Ananiyah ini adalah karakter alami yang ada pada diri setiap insan apabila ia diperlakukan sesuai dengan batas koridor yang ada. Namun apabila melampaui kadarnya, sehingga menjelma menjadi sebuah sikap jumawa, sombong, meremehkan orang lain, menganggap orang lain itu kecil, menyepelekan pendapat orang lain, serta senantiasa berusaha untuk menguasai orang lain, maka ini adalah bahaya laten serta penyakit yang membinasakan.

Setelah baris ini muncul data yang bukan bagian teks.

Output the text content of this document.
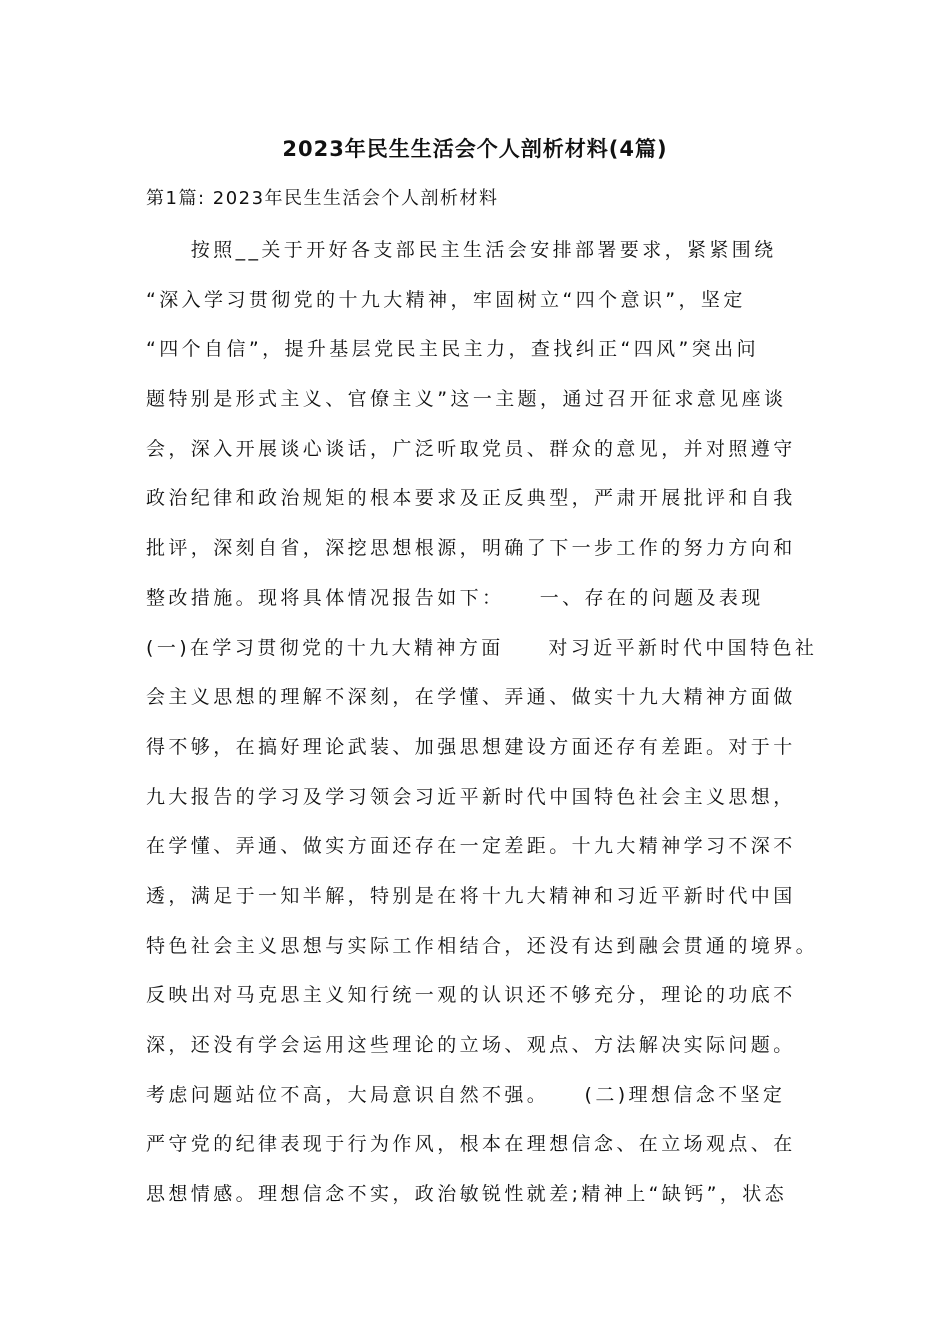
2023年民生生活会个人剖析材料(4篇)

第1篇: 2023年民生生活会个人剖析材料

　　按照__关于开好各支部民主生活会安排部署要求，紧紧围绕
“深入学习贯彻党的十九大精神，牢固树立“四个意识”，坚定
“四个自信”，提升基层党民主民主力，查找纠正“四风”突出问
题特别是形式主义、官僚主义”这一主题，通过召开征求意见座谈
会，深入开展谈心谈话，广泛听取党员、群众的意见，并对照遵守
政治纪律和政治规矩的根本要求及正反典型，严肃开展批评和自我
批评，深刻自省，深挖思想根源，明确了下一步工作的努力方向和
整改措施。现将具体情况报告如下：　　一、存在的问题及表现
(一)在学习贯彻党的十九大精神方面　　对习近平新时代中国特色社
会主义思想的理解不深刻，在学懂、弄通、做实十九大精神方面做
得不够，在搞好理论武装、加强思想建设方面还存有差距。对于十
九大报告的学习及学习领会习近平新时代中国特色社会主义思想，
在学懂、弄通、做实方面还存在一定差距。十九大精神学习不深不
透，满足于一知半解，特别是在将十九大精神和习近平新时代中国
特色社会主义思想与实际工作相结合，还没有达到融会贯通的境界。
反映出对马克思主义知行统一观的认识还不够充分，理论的功底不
深，还没有学会运用这些理论的立场、观点、方法解决实际问题。
考虑问题站位不高，大局意识自然不强。　　(二)理想信念不坚定
严守党的纪律表现于行为作风，根本在理想信念、在立场观点、在
思想情感。理想信念不实，政治敏锐性就差;精神上“缺钙”，状态
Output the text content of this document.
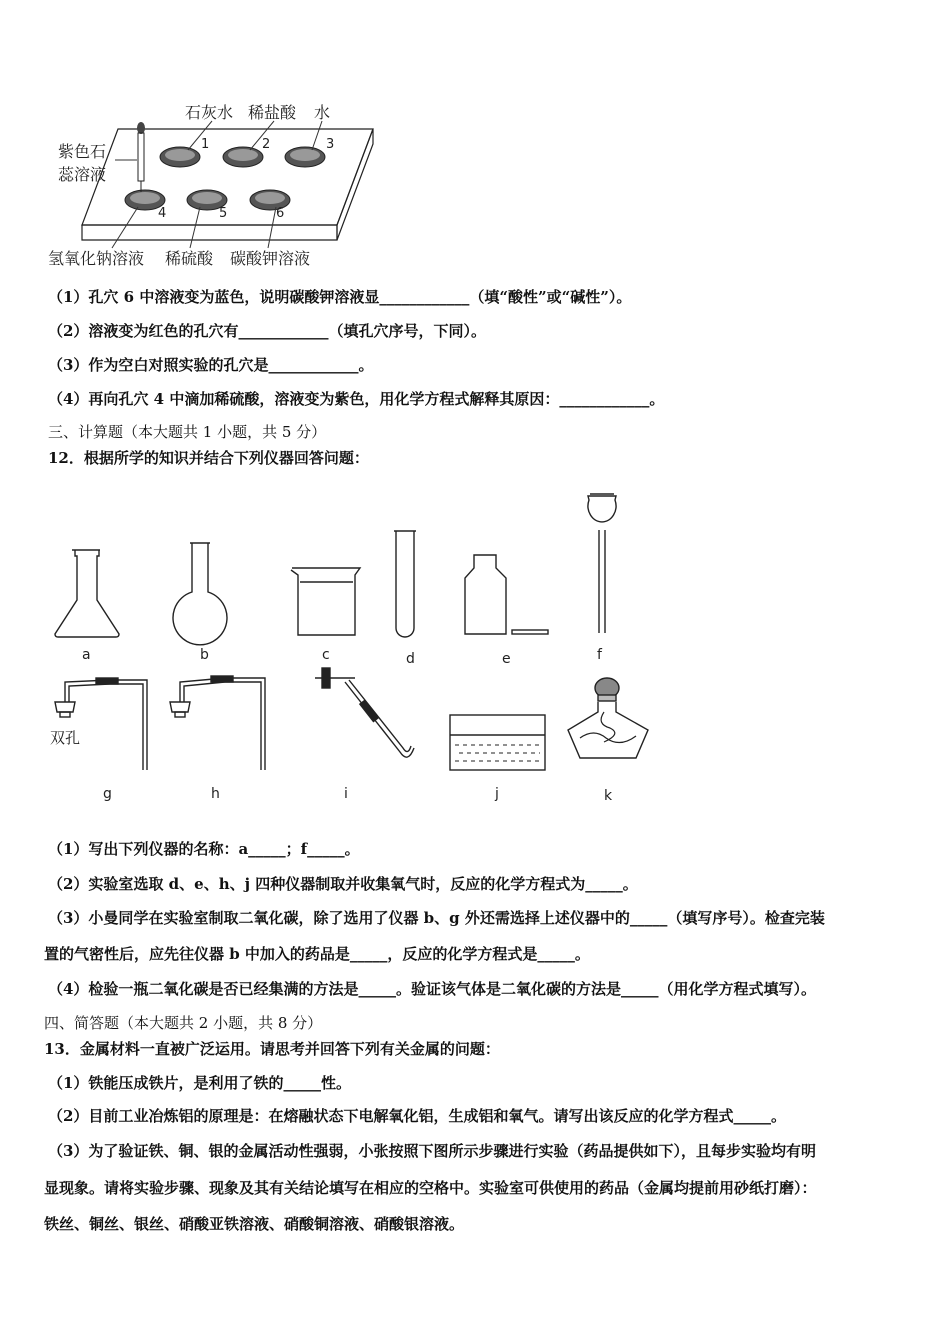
石灰水 稀盐酸 水
紫色石
蕊溶液
氢氧化钠溶液 稀硫酸 碳酸钾溶液
1	2	3
4	5	6
（1）孔穴 6 中溶液变为蓝色，说明碳酸钾溶液显____________（填“酸性”或“碱性”）。
（2）溶液变为红色的孔穴有____________（填孔穴序号，下同）。
（3）作为空白对照实验的孔穴是____________。
（4）再向孔穴 4 中滴加稀硫酸，溶液变为紫色，用化学方程式解释其原因：____________。
三、计算题（本大题共 1 小题，共 5 分）
12．根据所学的知识并结合下列仪器回答问题：
a	b	c	d	e	f
g	h	i	j	k
双孔
（1）写出下列仪器的名称：a_____；f_____。
（2）实验室选取 d、e、h、j 四种仪器制取并收集氧气时，反应的化学方程式为_____。
（3）小曼同学在实验室制取二氧化碳，除了选用了仪器 b、g 外还需选择上述仪器中的_____（填写序号）。检查完装
置的气密性后，应先往仪器 b 中加入的药品是_____，反应的化学方程式是_____。
（4）检验一瓶二氧化碳是否已经集满的方法是_____。验证该气体是二氧化碳的方法是_____（用化学方程式填写）。
四、简答题（本大题共 2 小题，共 8 分）
13．金属材料一直被广泛运用。请思考并回答下列有关金属的问题：
（1）铁能压成铁片，是利用了铁的_____性。
（2）目前工业冶炼铝的原理是：在熔融状态下电解氧化铝，生成铝和氧气。请写出该反应的化学方程式_____。
（3）为了验证铁、铜、银的金属活动性强弱，小张按照下图所示步骤进行实验（药品提供如下），且每步实验均有明
显现象。请将实验步骤、现象及其有关结论填写在相应的空格中。实验室可供使用的药品（金属均提前用砂纸打磨）：
铁丝、铜丝、银丝、硝酸亚铁溶液、硝酸铜溶液、硝酸银溶液。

Maka dari itu seorang manusia yang terkena virus ini tidak akan mau mengakui kesalahan. Dan ia senantiasa menyangka dirinya selalu benar, merasa bersih dari kesalahan dan ketergelinciran. Ia tidak memahami bahwa mengakui kesalahan itu sebagai bentuk memuliakan akal manusia.
Dan seorang Anani (yang terkena virus keakuan-pent) tidak memiliki pantangan, semuanya boleh bagi dia selama di sana ada keuntungan bagi diri pribadinya.
Ananiyah adalah penyakit jiwa yang harus disembuhkan karena ia menjadi sebab besar dilanggarnya pantangan serta dilakukannya kesalahan yang fatal. Ananiyah adalah penyakit yang membinasakan orang yang dijangkitinya
Seorang yang kena Ananiyah tidak ingin ada orang lain menyertai dia di dalam segala hal. Ia ingin melihat orang lain celaka dan kemaslahatan semua ingin dia kuasai.
Ada beberapa sebab yang menjadikan manusia terkena Ananiyah diantaranya ;
- Kesalahan pendidikan dari kedua orang tua terhadap anak.
- Serta tidak adanya perhatian terhadap anjuran untuk menjauhi penyakit hasad serta keinginan untuk menguasai orang lain.
- Demikian pula kebencian serta banyaknya hukuman yang diberikan terhadap berbagai kesalahan yang kecil maupun yang besar.
- Demikian pula tidak adanya keadilan terhadap anak, serta melebihkan satu anak dibandingkan anak yang lain.
- Demikian pula tekanan ekonomi yang menyebabkan seseorang tidak peduli kecuali kepada diri sendiri dan tidak melakukan aktivitas kecuali untuk kemaslahatan diri sendiri.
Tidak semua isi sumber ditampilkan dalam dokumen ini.